Add text replacement functionality to bulk import API
Summary
Enhance the bulk import API to support text pattern replacement during migration, allowing users to automatically update references, URLs, and other text content when migrating between GitLab instances.
Problem to Solve
When migrating projects/groups from on-premises GitLab to GitLab.com (or between instances), many text references become outdated:
- Issue/MR descriptions contain old instance URLs
- Comments reference old project paths
- Documentation links point to the previous instance
- Team and Person mentions are inaccurate
- Manual post-migration cleanup is time-consuming and error-prone, also it messes up timestamps
Proposal
Add a text_replacements
parameter to the bulk import API that accepts an array of find-and-replace patterns:
{
"configuration": {
"url": "https://source-gitlab.example.com",
"access_token": "glpat-xxxxxxxxxxxxxxxxxxxx"
},
"entities": [
{
"source_type": "group_entity",
"source_full_path": "my-group",
"destination_name": "my-group",
"destination_namespace": "my-org"
}
],
"text_replacements": [
{
"source_text": "https://on-prem.gitlab.example/group1",
"target_text": "https://gitlab.com/organization1/group1"
},
{
"source_text": "https://on-prem.gitlab.example/group2",
"target_text": "https://gitlab.com/organization2/group1"
},
{
"source_text": "@internal-team",
"target_text": "@company-org/internal-team"
},
{
"source_text": "JIRA-\\d+",
"target_text": "https://company.atlassian.net/browse/$0",
"regex": true
}
]
}
Scope
Apply text replacements to:
- Issue descriptions and comments
- Merge request descriptions and comments
- Epic descriptions and comments
- Milestone descriptions
- Wiki content (?)
- Project/group descriptions
- Release descriptions
Implementation Considerations
- Add validation for
text_replacements
parameter - Implement replacement logic in relevant pipeline classes
- Support regex patterns for advanced matching
- Provide dry-run option to preview changes
- Add logging for replacement operations
- Consider performance impact on large migrations
Benefits
- Reduces manual post-migration work
- Ensures consistent reference updates
- Improves migration experience for enterprise users
- Maintains content integrity across instances
Current API Context
The bulk import API currently accepts the following structure according to the official documentation:
curl --request POST --header "PRIVATE-TOKEN: <your_access_token>" \
--header "Content-Type: application/json" \
--data '{
"configuration": {
"url": "https://source.gitlab.example.com",
"access_token": "glpat-xxxxxxxxxxxxxxxxxxxx"
},
"entities": [
{
"source_type": "group_entity",
"source_full_path": "my-group",
"destination_name": "my-group",
"destination_namespace": "my-org"
}
]
}' \
"https://gitlab.example.com/api/v4/bulk_imports"

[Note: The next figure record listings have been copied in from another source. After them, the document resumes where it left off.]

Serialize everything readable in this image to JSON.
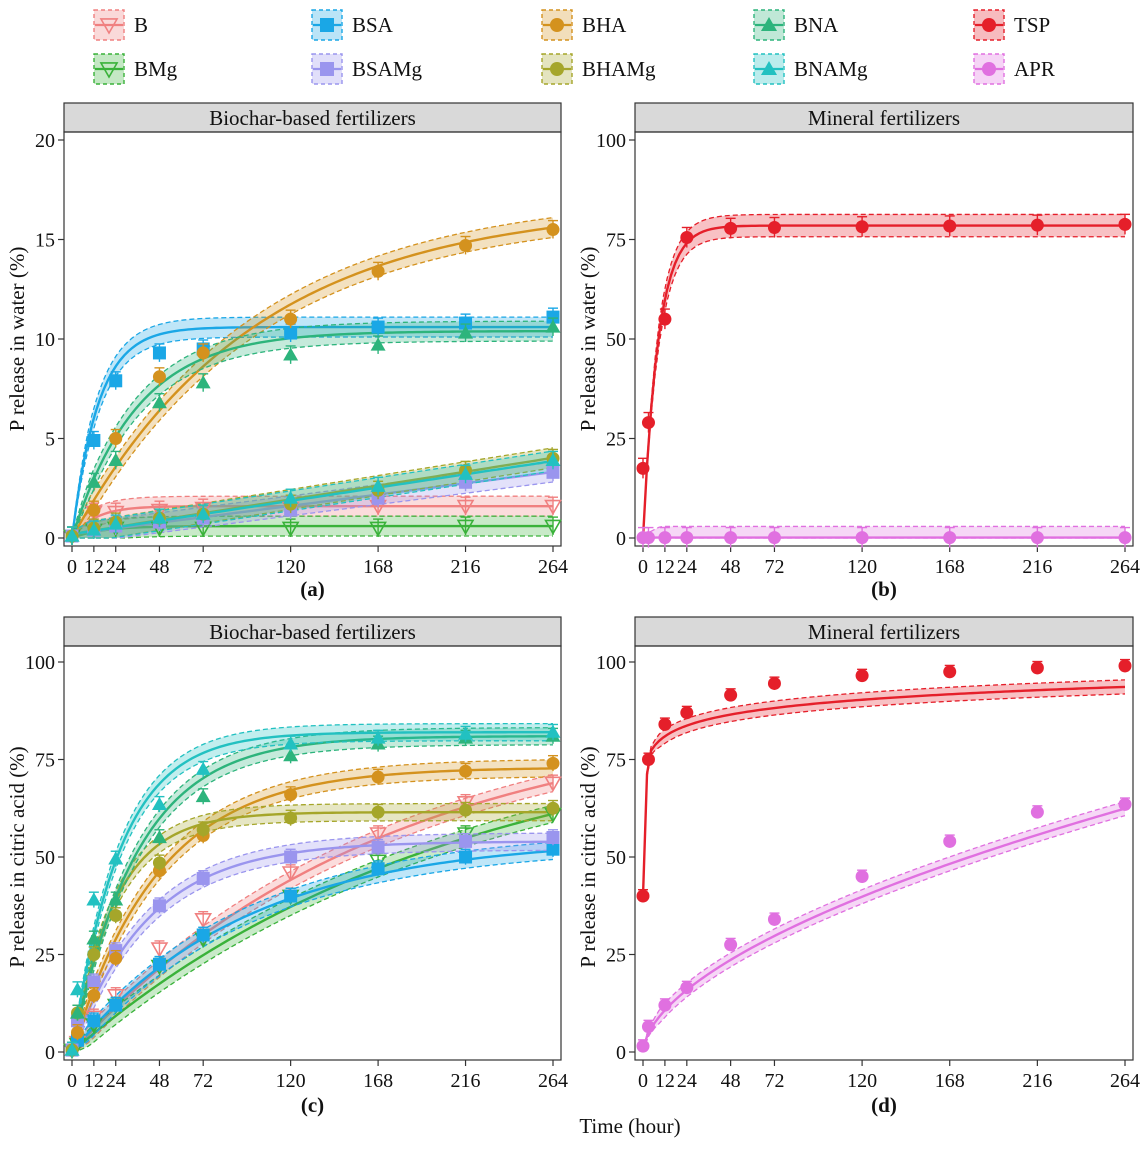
{
  "legend": [
    {
      "key": "B",
      "label": "B",
      "color": "#F08080",
      "marker": "tri-down-open"
    },
    {
      "key": "BSA",
      "label": "BSA",
      "color": "#1AA7E6",
      "marker": "square"
    },
    {
      "key": "BHA",
      "label": "BHA",
      "color": "#D4921E",
      "marker": "circle"
    },
    {
      "key": "BNA",
      "label": "BNA",
      "color": "#2DB47C",
      "marker": "triangle"
    },
    {
      "key": "TSP",
      "label": "TSP",
      "color": "#E51F2A",
      "marker": "circle"
    },
    {
      "key": "BMg",
      "label": "BMg",
      "color": "#3AB23A",
      "marker": "tri-down-open"
    },
    {
      "key": "BSAMg",
      "label": "BSAMg",
      "color": "#9A95EE",
      "marker": "square"
    },
    {
      "key": "BHAMg",
      "label": "BHAMg",
      "color": "#A5A62A",
      "marker": "circle"
    },
    {
      "key": "BNAMg",
      "label": "BNAMg",
      "color": "#22C1C1",
      "marker": "triangle"
    },
    {
      "key": "APR",
      "label": "APR",
      "color": "#E070E0",
      "marker": "circle"
    }
  ],
  "x_axis_title": "Time (hour)",
  "chart_data": [
    {
      "id": "a",
      "type": "line",
      "panel_label": "(a)",
      "strip_title": "Biochar-based fertilizers",
      "ylabel": "P release in water (%)",
      "xlim": [
        0,
        264
      ],
      "ylim": [
        0,
        20
      ],
      "xticks": [
        0,
        12,
        24,
        48,
        72,
        120,
        168,
        216,
        264
      ],
      "yticks": [
        0,
        5,
        10,
        15,
        20
      ],
      "band_width": 0.5,
      "series": [
        {
          "name": "B",
          "x": [
            0,
            12,
            24,
            48,
            72,
            120,
            168,
            216,
            264
          ],
          "values": [
            0.1,
            1.3,
            1.3,
            1.4,
            1.5,
            1.5,
            1.6,
            1.6,
            1.6
          ],
          "fit": {
            "model": "first_order",
            "a": 1.6,
            "k": 0.08
          }
        },
        {
          "name": "BMg",
          "x": [
            0,
            12,
            24,
            48,
            72,
            120,
            168,
            216,
            264
          ],
          "values": [
            0.1,
            0.4,
            0.5,
            0.5,
            0.5,
            0.5,
            0.5,
            0.6,
            0.6
          ],
          "fit": {
            "model": "first_order",
            "a": 0.6,
            "k": 0.06
          }
        },
        {
          "name": "BSA",
          "x": [
            0,
            12,
            24,
            48,
            72,
            120,
            168,
            216,
            264
          ],
          "values": [
            0.1,
            4.9,
            7.9,
            9.3,
            9.5,
            10.3,
            10.6,
            10.8,
            11.1
          ],
          "fit": {
            "model": "first_order",
            "a": 10.6,
            "k": 0.07
          }
        },
        {
          "name": "BSAMg",
          "x": [
            0,
            12,
            24,
            48,
            72,
            120,
            168,
            216,
            264
          ],
          "values": [
            0.1,
            0.4,
            0.6,
            0.8,
            1.0,
            1.4,
            2.0,
            2.8,
            3.3
          ],
          "fit": {
            "model": "linear",
            "a": 0.2,
            "b": 0.0118
          }
        },
        {
          "name": "BHA",
          "x": [
            0,
            12,
            24,
            48,
            72,
            120,
            168,
            216,
            264
          ],
          "values": [
            0.1,
            1.4,
            5.0,
            8.1,
            9.3,
            11.0,
            13.4,
            14.7,
            15.5
          ],
          "fit": {
            "model": "first_order",
            "a": 16.8,
            "k": 0.01
          }
        },
        {
          "name": "BHAMg",
          "x": [
            0,
            12,
            24,
            48,
            72,
            120,
            168,
            216,
            264
          ],
          "values": [
            0.1,
            0.5,
            0.8,
            1.0,
            1.2,
            1.7,
            2.4,
            3.4,
            4.0
          ],
          "fit": {
            "model": "linear",
            "a": 0.2,
            "b": 0.0145
          }
        },
        {
          "name": "BNA",
          "x": [
            0,
            12,
            24,
            48,
            72,
            120,
            168,
            216,
            264
          ],
          "values": [
            0.1,
            2.8,
            3.9,
            6.8,
            7.8,
            9.2,
            9.7,
            10.3,
            10.6
          ],
          "fit": {
            "model": "first_order",
            "a": 10.4,
            "k": 0.028
          }
        },
        {
          "name": "BNAMg",
          "x": [
            0,
            12,
            24,
            48,
            72,
            120,
            168,
            216,
            264
          ],
          "values": [
            0.1,
            0.4,
            0.7,
            1.0,
            1.2,
            2.0,
            2.6,
            3.2,
            3.9
          ],
          "fit": {
            "model": "linear",
            "a": 0.2,
            "b": 0.0139
          }
        }
      ]
    },
    {
      "id": "b",
      "type": "line",
      "panel_label": "(b)",
      "strip_title": "Mineral fertilizers",
      "ylabel": "P release in water (%)",
      "xlim": [
        0,
        264
      ],
      "ylim": [
        0,
        100
      ],
      "xticks": [
        0,
        12,
        24,
        48,
        72,
        120,
        168,
        216,
        264
      ],
      "yticks": [
        0,
        25,
        50,
        75,
        100
      ],
      "band_width": 2.8,
      "series": [
        {
          "name": "TSP",
          "x": [
            0,
            3,
            12,
            24,
            48,
            72,
            120,
            168,
            216,
            264
          ],
          "values": [
            17.5,
            29.0,
            55.0,
            75.5,
            77.8,
            78.0,
            78.2,
            78.4,
            78.6,
            78.8
          ],
          "fit": {
            "model": "first_order",
            "a": 78.5,
            "k": 0.12
          }
        },
        {
          "name": "APR",
          "x": [
            0,
            3,
            12,
            24,
            48,
            72,
            120,
            168,
            216,
            264
          ],
          "values": [
            0.1,
            0.1,
            0.1,
            0.1,
            0.1,
            0.1,
            0.1,
            0.1,
            0.1,
            0.1
          ],
          "fit": {
            "model": "linear",
            "a": 0.1,
            "b": 0
          }
        }
      ]
    },
    {
      "id": "c",
      "type": "line",
      "panel_label": "(c)",
      "strip_title": "Biochar-based fertilizers",
      "ylabel": "P release in citric acid (%)",
      "xlim": [
        0,
        264
      ],
      "ylim": [
        0,
        100
      ],
      "xticks": [
        0,
        12,
        24,
        48,
        72,
        120,
        168,
        216,
        264
      ],
      "yticks": [
        0,
        25,
        50,
        75,
        100
      ],
      "band_width": 2.2,
      "series": [
        {
          "name": "B",
          "x": [
            0,
            3,
            12,
            24,
            48,
            72,
            120,
            168,
            216,
            264
          ],
          "values": [
            0.5,
            2.5,
            9.0,
            14.5,
            26.5,
            34.0,
            46.0,
            56.0,
            64.0,
            69.0
          ],
          "fit": {
            "model": "first_order",
            "a": 88,
            "k": 0.0058
          }
        },
        {
          "name": "BMg",
          "x": [
            0,
            3,
            12,
            24,
            48,
            72,
            120,
            168,
            216,
            264
          ],
          "values": [
            0.5,
            2.0,
            7.0,
            12.0,
            22.0,
            29.0,
            40.0,
            49.0,
            56.0,
            61.0
          ],
          "fit": {
            "model": "first_order",
            "a": 85,
            "k": 0.0048
          }
        },
        {
          "name": "BSA",
          "x": [
            0,
            3,
            12,
            24,
            48,
            72,
            120,
            168,
            216,
            264
          ],
          "values": [
            0.5,
            3.0,
            8.0,
            12.0,
            22.5,
            30.0,
            40.0,
            47.0,
            50.0,
            52.0
          ],
          "fit": {
            "model": "first_order",
            "a": 55,
            "k": 0.0105
          }
        },
        {
          "name": "BSAMg",
          "x": [
            0,
            3,
            12,
            24,
            48,
            72,
            120,
            168,
            216,
            264
          ],
          "values": [
            0.5,
            8.0,
            18.0,
            26.0,
            37.5,
            44.5,
            50.0,
            52.5,
            54.0,
            55.0
          ],
          "fit": {
            "model": "first_order",
            "a": 54,
            "k": 0.024
          }
        },
        {
          "name": "BHA",
          "x": [
            0,
            3,
            12,
            24,
            48,
            72,
            120,
            168,
            216,
            264
          ],
          "values": [
            0.5,
            5.0,
            14.5,
            24.0,
            46.5,
            55.5,
            66.0,
            70.5,
            72.0,
            74.0
          ],
          "fit": {
            "model": "first_order",
            "a": 73,
            "k": 0.021
          }
        },
        {
          "name": "BHAMg",
          "x": [
            0,
            3,
            12,
            24,
            48,
            72,
            120,
            168,
            216,
            264
          ],
          "values": [
            0.5,
            10.0,
            25.0,
            35.0,
            48.5,
            57.0,
            60.0,
            61.5,
            62.0,
            62.5
          ],
          "fit": {
            "model": "first_order",
            "a": 61.5,
            "k": 0.042
          }
        },
        {
          "name": "BNA",
          "x": [
            0,
            3,
            12,
            24,
            48,
            72,
            120,
            168,
            216,
            264
          ],
          "values": [
            0.5,
            10.0,
            29.0,
            39.0,
            55.0,
            65.5,
            76.0,
            79.0,
            80.5,
            81.0
          ],
          "fit": {
            "model": "first_order",
            "a": 81,
            "k": 0.028
          }
        },
        {
          "name": "BNAMg",
          "x": [
            0,
            3,
            12,
            24,
            48,
            72,
            120,
            168,
            216,
            264
          ],
          "values": [
            0.5,
            16.0,
            39.0,
            49.5,
            63.5,
            72.5,
            79.0,
            80.5,
            81.5,
            82.0
          ],
          "fit": {
            "model": "first_order",
            "a": 82,
            "k": 0.038
          }
        }
      ]
    },
    {
      "id": "d",
      "type": "line",
      "panel_label": "(d)",
      "strip_title": "Mineral fertilizers",
      "ylabel": "P release in citric acid (%)",
      "xlim": [
        0,
        264
      ],
      "ylim": [
        0,
        100
      ],
      "xticks": [
        0,
        12,
        24,
        48,
        72,
        120,
        168,
        216,
        264
      ],
      "yticks": [
        0,
        25,
        50,
        75,
        100
      ],
      "band_width": 1.8,
      "series": [
        {
          "name": "TSP",
          "x": [
            0,
            3,
            12,
            24,
            48,
            72,
            120,
            168,
            216,
            264
          ],
          "values": [
            40.0,
            75.0,
            84.0,
            87.0,
            91.5,
            94.5,
            96.5,
            97.5,
            98.5,
            99.0
          ],
          "fit": {
            "model": "log",
            "a": 76,
            "b": 4.2,
            "x0": 1.0,
            "start": 40
          }
        },
        {
          "name": "APR",
          "x": [
            0,
            3,
            12,
            24,
            48,
            72,
            120,
            168,
            216,
            264
          ],
          "values": [
            1.5,
            6.5,
            12.0,
            16.5,
            27.5,
            34.0,
            45.0,
            54.0,
            61.5,
            63.5
          ],
          "fit": {
            "model": "power",
            "a": 2.6,
            "b": 0.57
          }
        }
      ]
    }
  ]
}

Technical Implementation Details
The text replacement feature should integrate with the existing BulkImports
pipeline architecture:
Affected Pipeline Classes:
-
BulkImports::Groups::Pipelines::*
- Group-level content -
BulkImports::Projects::Pipelines::*
- Project-level content - Specifically:
IssuesPipeline
,MergeRequestsPipeline
,MilestonesPipeline
, etc.
Processing Location: Text replacements should occur during the transformation phase of each pipeline, before data is written to the target instance.
Use Cases
Enterprise Migration Scenario:
{
"text_replacements": [
{
"source_text": "https://gitlab.internal.company.com",
"target_text": "https://gitlab.com/company-org"
},
{
"source_text": "@internal-team",
"target_text": "@company-org/internal-team"
},
{
"source_text": "JIRA-\\d+",
"target_text": "https://company.atlassian.net/browse/$0",
"regex": true
}
]
}
API Response Enhancement
The bulk import status response should include replacement statistics:
{
"id": 1,
"status": "finished",
"text_replacements_applied": {
"total_replacements": 247,
"entities_affected": 89,
"breakdown": {
"issues": 45,
"merge_requests": 23,
"comments": 179
}
}
}
Backward Compatibility
The text_replacements
parameter should be optional to maintain compatibility with existing integrations.
Related Documentation
This enhancement would significantly improve the migration experience for organizations moving between GitLab instances, especially in enterprise environments where maintaining accurate cross-references is critical.